To protect personal data as it is being shared, Qredo binds the Travel Rule information exchanged between VASPs cryptographically with end-to-end encryption in Matrix.
Each VASP on Qredo then stores the encrypted data on their own communications server (a Matrix homeserver) within their own infrastructure. The information remains available in real-time, but can only be decrypted into plaintext for processing by cryptographically authorized parties for the purposes of auditing and filing suspicious activity reports.
Identifying other VASPs 📖
As the “sunrise problem" describes, the dawning of the new regulatory regime is slowly bringing countries around the world into line with the international guidance. Sunlit states such as Switzerland and Singapore have already translated the Travel Rule into local law, while others are lagging behind — creating a varied landscape of compliance obligations that can make it difficult for registered VASPs to recognize others and make informed decisions about who to trade with.
To address this issue, Qredo is building a decentralized directory that enables registered VASPs to directly connect with each other.

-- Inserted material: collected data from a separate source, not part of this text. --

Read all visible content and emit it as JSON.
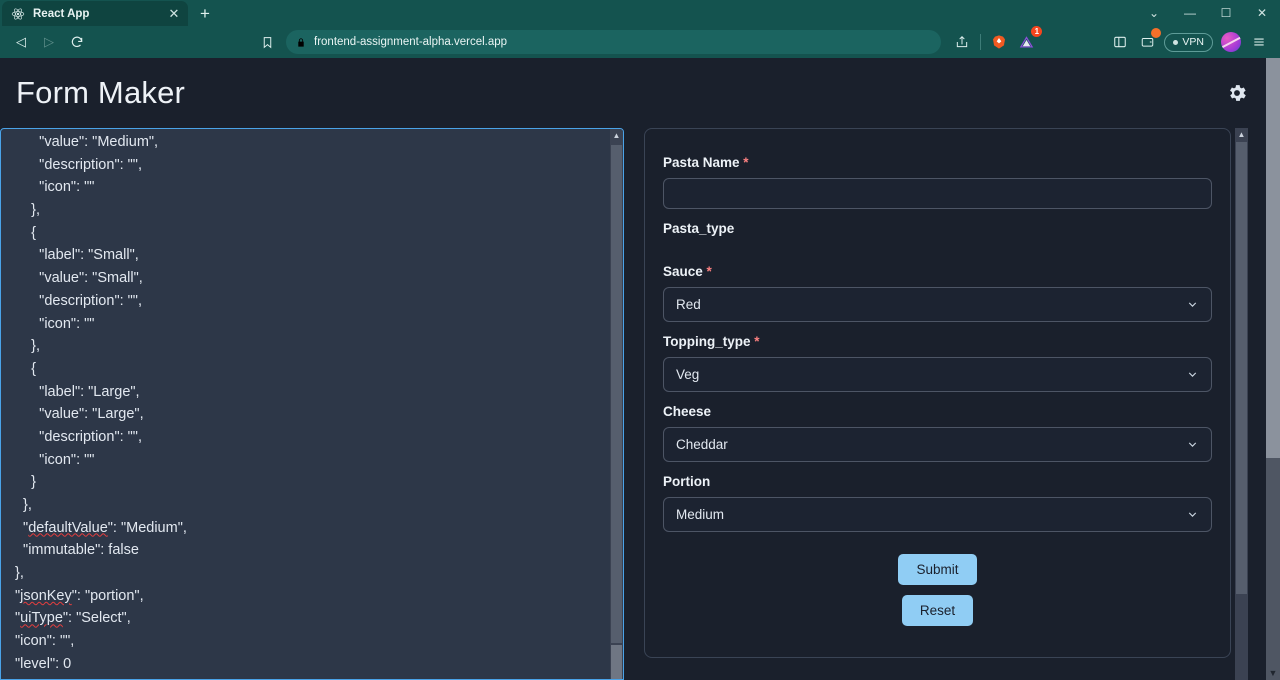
{
  "browser": {
    "tab": {
      "title": "React App",
      "favicon_icon": "react-atom-icon",
      "close_icon": "close-icon"
    },
    "new_tab_icon": "plus-icon",
    "window_controls": [
      {
        "name": "tab-search",
        "icon": "chevron-down-icon",
        "glyph": "⌄"
      },
      {
        "name": "minimize",
        "icon": "minimize-icon",
        "glyph": "—"
      },
      {
        "name": "maximize",
        "icon": "maximize-icon",
        "glyph": "☐"
      },
      {
        "name": "close",
        "icon": "close-icon",
        "glyph": "✕"
      }
    ],
    "nav": {
      "back_icon": "back-arrow-icon",
      "forward_icon": "forward-arrow-icon",
      "reload_icon": "reload-icon",
      "bookmark_icon": "bookmark-icon"
    },
    "omnibox": {
      "lock_icon": "lock-icon",
      "url": "frontend-assignment-alpha.vercel.app"
    },
    "toolbar_right": {
      "share_icon": "share-icon",
      "brave_shield_icon": "brave-lion-icon",
      "extension_icon": "extension-icon",
      "extension_badge": "1",
      "sidebar_icon": "sidebar-panel-icon",
      "wallet_icon": "brave-wallet-icon",
      "vpn_label": "VPN",
      "profile_icon": "profile-avatar",
      "menu_icon": "hamburger-menu-icon"
    }
  },
  "app": {
    "title": "Form Maker",
    "settings_icon": "gear-icon"
  },
  "editor": {
    "name": "json-schema-editor",
    "lines": [
      {
        "text": "      \"value\": \"Medium\","
      },
      {
        "text": "      \"description\": \"\","
      },
      {
        "text": "      \"icon\": \"\""
      },
      {
        "text": "    },"
      },
      {
        "text": "    {"
      },
      {
        "text": "      \"label\": \"Small\","
      },
      {
        "text": "      \"value\": \"Small\","
      },
      {
        "text": "      \"description\": \"\","
      },
      {
        "text": "      \"icon\": \"\""
      },
      {
        "text": "    },"
      },
      {
        "text": "    {"
      },
      {
        "text": "      \"label\": \"Large\","
      },
      {
        "text": "      \"value\": \"Large\","
      },
      {
        "text": "      \"description\": \"\","
      },
      {
        "text": "      \"icon\": \"\""
      },
      {
        "text": "    }"
      },
      {
        "text": "  },"
      },
      {
        "text": "  \"defaultValue\": \"Medium\",",
        "spell": "defaultValue"
      },
      {
        "text": "  \"immutable\": false"
      },
      {
        "text": "},"
      },
      {
        "text": "\"jsonKey\": \"portion\",",
        "spell": "jsonKey"
      },
      {
        "text": "\"uiType\": \"Select\",",
        "spell": "uiType"
      },
      {
        "text": "\"icon\": \"\","
      },
      {
        "text": "\"level\": 0"
      }
    ],
    "scroll_up_arrow": "scroll-up-arrow"
  },
  "form": {
    "name": "generated-form",
    "fields": [
      {
        "label": "Pasta Name",
        "required": true,
        "type": "text",
        "value": "",
        "placeholder": ""
      },
      {
        "label": "Pasta_type",
        "required": false,
        "type": "label-only"
      },
      {
        "label": "Sauce",
        "required": true,
        "type": "select",
        "value": "Red"
      },
      {
        "label": "Topping_type",
        "required": true,
        "type": "select",
        "value": "Veg"
      },
      {
        "label": "Cheese",
        "required": false,
        "type": "select",
        "value": "Cheddar"
      },
      {
        "label": "Portion",
        "required": false,
        "type": "select",
        "value": "Medium"
      }
    ],
    "submit_label": "Submit",
    "reset_label": "Reset",
    "required_marker": "*",
    "chevron_icon": "chevron-down-icon"
  },
  "colors": {
    "page_bg": "#1a202c",
    "editor_bg": "#2d3748",
    "editor_border": "#4aa3e8",
    "accent_button": "#90cdf4",
    "required_red": "#fc8181",
    "browser_chrome": "#14534f",
    "spellcheck_red": "#e53e3e"
  }
}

As each VASP joins the directory, the information submitted is cryptographically bound to their address on Qredo Network. This includes Travel Rule specifics such as compliance requirements, contact information and KYC and AML factors, enabling VASPs to determine if they can facilitate an asset transfer and still remain in compliance with their local regulations.

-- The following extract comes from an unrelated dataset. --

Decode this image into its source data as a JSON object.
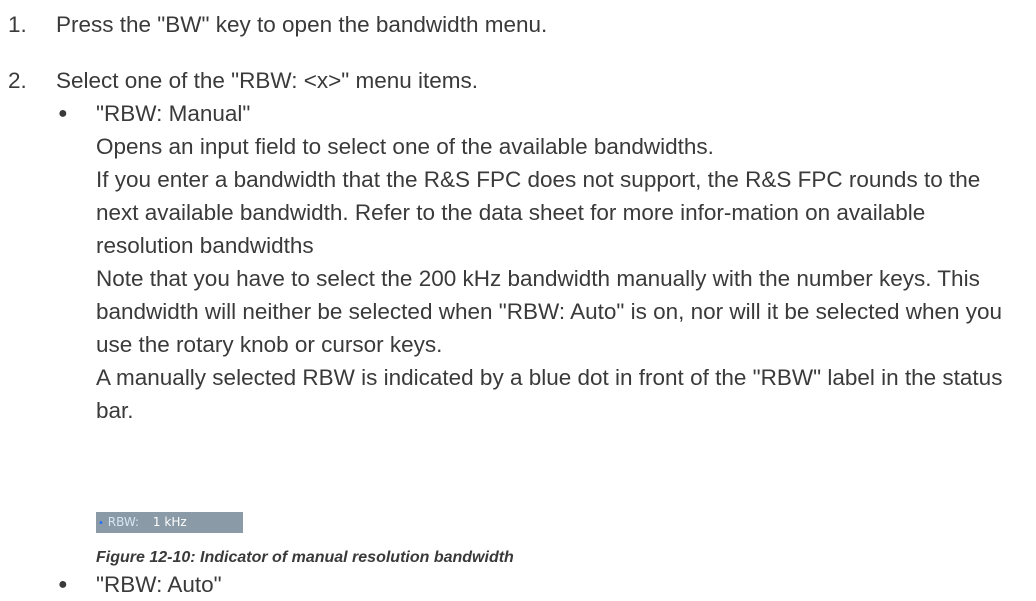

Enabling batch transaction processing 📜
Under the guidance, both sending and receiving VASPs are responsible for checking transactions for sanctioned or suspicious persons or entities.

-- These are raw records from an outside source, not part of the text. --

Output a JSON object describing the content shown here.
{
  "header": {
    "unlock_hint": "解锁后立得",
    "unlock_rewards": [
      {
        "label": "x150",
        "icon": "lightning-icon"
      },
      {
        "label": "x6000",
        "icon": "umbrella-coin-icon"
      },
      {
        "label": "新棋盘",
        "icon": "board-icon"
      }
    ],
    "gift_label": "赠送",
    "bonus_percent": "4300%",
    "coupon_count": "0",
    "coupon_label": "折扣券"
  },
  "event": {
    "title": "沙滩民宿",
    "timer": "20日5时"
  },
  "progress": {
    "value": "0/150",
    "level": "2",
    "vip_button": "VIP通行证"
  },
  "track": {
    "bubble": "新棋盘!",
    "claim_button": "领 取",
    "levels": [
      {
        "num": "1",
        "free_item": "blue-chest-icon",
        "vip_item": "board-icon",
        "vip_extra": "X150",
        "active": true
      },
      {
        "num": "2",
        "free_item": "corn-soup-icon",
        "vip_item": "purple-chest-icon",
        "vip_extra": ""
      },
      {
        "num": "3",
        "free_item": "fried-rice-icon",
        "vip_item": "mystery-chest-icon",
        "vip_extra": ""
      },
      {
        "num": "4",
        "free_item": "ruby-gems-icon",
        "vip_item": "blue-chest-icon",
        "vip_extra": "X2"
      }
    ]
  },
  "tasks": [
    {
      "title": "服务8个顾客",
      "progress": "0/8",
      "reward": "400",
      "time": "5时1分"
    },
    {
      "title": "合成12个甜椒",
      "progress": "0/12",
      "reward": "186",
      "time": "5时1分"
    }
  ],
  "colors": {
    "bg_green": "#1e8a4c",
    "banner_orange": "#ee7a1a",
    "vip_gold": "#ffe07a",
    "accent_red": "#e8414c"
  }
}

This requirement can disrupt the transaction workflows of VASPs, particularly exchanges which can be accustomed to batching as many as 50-200 payments into a single transaction to reduce blockchain processing fees. Manually reconciling the batching process compliance requirements can create delays and the risk of data breaches, as customers are forced to wait before accessing their funds.
Through Qredo's near-real time transaction finality and Integration Libraries, any VASP can quickly achieve compliance with the guidance without disrupting their transaction flow, enabling them to become compliant without creating delays and increasing costs.
“As the regulatory landscape continues to shift, digital asset businesses will need flexible compliance solutions to accommodate changing obligations. Qredo's unique model of decentralized multi-party computation provides the futureproof foundation to enable the architects of the new digital economy to comply with the Travel Rule — and quickly adapt to new regulatory requirements."